Ever wondered why you can see so well the machine gun fire in those action movies? That’s tracer ammunition in action for you, though this specialized projectile type has very specific uses outside of the movie industry as well…
Tracers are basically bullets or projectiles with a small built-in pyrotechnic charge, usually including phosphorus or magnesium. As this additional charge burns brightly mid air, it makes the projectile trajectory visible to the naked eye in daylight, and extremely bright at night time. The NATO and US standards burn typically red, while the Russian and Chinese tracers generate a green light. Tracer bullets are typically marked with a different colored projectile tip.
We can differentiate 3 main variants: bright-, subdued- and dim tracers. Bright is the standard version that – surprise! – burns brightly from start to finish. Tracer works both ways however and it can also easily give away the position of the soldier, thus other improved versions had to be developed. The subdued tracer is a great example for this, as it lights up only after about a 100 yards or so, protecting the gunners position. Dim tracers go even further than this, as they are mostly visible by night vision equipment only.
Their use is actually surprisingly varied, though the main goal is simple – to help the gunners correct their aim without having to look into their sights. For the longest time soldiers had to correct their aim by watching the impact location of their bullets, however this became more and more difficult as the guns effective range increased. In the early 1900’s ammunition designers worked on a few radical concepts to make the bullets more visible, ranging from so called „spotlight” bullets that created a flash or smoke puff upon impact, to bullets leaving a trail of smoke. None of them were successful however, until the United Kingdom developed the first tracers in 1915.
Since it’s development it was mostly used with machine guns that could benefit from it the most. Typically every fifth round in the machine gun belts is tracer ammunition, to support the aim of the gunners. This was used both with portable and fixed machine guns –airplanes thought to especially benefit from it, as in the air there was no impact location from missed bullets, that the gunners could have used to adjust their aim. It turned out to be a double edged sword however, as it has been discovered that an optical illusion often tricked the gunners believing that the tracers hit the enemy aircraft, while in reality they zoomed past behind it, eventually forcing them to rely on their sights once again. In the end tracer became obsolete with most fighter aircraft, as these days missiles are the preferred air to air weapon, and the gun sights are radar directed anyway.
Tracers can work as excellent target markers as well, platoon- and squad leaders can use it to great effect to direct their solders’ fire to right target. Due to their nature they can also come in handy in emergency signalling. And that’s still not all! They also have been loaded towards the end of the machine gun belts to warn the gunners that they are about to run out of ammunition.
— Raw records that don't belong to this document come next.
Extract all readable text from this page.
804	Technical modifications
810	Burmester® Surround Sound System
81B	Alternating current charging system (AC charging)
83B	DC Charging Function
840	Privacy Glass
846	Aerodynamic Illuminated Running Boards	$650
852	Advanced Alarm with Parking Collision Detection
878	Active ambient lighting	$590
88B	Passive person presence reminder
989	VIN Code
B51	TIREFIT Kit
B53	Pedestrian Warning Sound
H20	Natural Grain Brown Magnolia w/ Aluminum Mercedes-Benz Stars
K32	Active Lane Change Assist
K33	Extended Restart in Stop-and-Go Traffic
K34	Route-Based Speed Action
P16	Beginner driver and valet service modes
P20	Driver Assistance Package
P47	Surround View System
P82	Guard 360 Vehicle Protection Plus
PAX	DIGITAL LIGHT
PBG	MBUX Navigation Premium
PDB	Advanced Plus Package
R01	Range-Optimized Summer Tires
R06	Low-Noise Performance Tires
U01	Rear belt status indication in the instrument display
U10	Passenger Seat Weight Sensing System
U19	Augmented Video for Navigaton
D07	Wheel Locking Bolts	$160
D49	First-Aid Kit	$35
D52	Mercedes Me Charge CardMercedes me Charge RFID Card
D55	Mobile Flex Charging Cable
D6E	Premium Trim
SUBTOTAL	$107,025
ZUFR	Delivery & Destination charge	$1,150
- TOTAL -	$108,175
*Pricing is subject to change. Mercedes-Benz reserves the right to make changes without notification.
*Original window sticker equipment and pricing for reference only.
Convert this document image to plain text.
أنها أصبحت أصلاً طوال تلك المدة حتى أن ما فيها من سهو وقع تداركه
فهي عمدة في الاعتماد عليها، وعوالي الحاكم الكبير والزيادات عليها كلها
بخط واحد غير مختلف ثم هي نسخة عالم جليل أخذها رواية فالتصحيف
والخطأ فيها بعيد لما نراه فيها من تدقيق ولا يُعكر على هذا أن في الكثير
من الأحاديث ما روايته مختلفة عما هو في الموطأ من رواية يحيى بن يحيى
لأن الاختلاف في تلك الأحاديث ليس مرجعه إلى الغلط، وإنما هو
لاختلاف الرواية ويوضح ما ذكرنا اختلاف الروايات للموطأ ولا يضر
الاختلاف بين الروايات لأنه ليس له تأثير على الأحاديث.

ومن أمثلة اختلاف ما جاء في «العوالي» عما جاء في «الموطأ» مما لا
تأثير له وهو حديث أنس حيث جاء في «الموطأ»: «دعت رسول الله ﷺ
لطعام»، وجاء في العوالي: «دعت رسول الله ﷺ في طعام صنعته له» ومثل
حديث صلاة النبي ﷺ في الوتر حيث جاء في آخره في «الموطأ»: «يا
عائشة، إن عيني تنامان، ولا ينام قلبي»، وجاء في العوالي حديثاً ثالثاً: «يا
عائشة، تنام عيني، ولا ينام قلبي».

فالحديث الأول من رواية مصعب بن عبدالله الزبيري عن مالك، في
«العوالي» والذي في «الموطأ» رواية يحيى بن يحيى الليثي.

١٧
Again this had a different effect on the ground and in the air, and once again aviation got the shorter side of the straw… During the Second World War the Soviet Air Force used tracers in this role, however as soon as the enemy pilots picked up on the meaning of this, the Soviet pilots ended up in very difficult situations. There was no such problem on the ground however, machine gun operators got typically covering fire until the reload was complete anyway.
Last but not least, these bullets have a mild incendiary effect as well thanks to their pyrotechnical charges, that can ignite flammable substances on impact. This was used to great effect against German Zeppelins in World War One. This is also the reason why the use of tracer ammunition is very restricted in most countries. Infamously the 2009 massive fires around Marseilles (France) were caused by a French Foreign Legion exercise, when the tracers ignited the bone dry vegetation in the summer heat.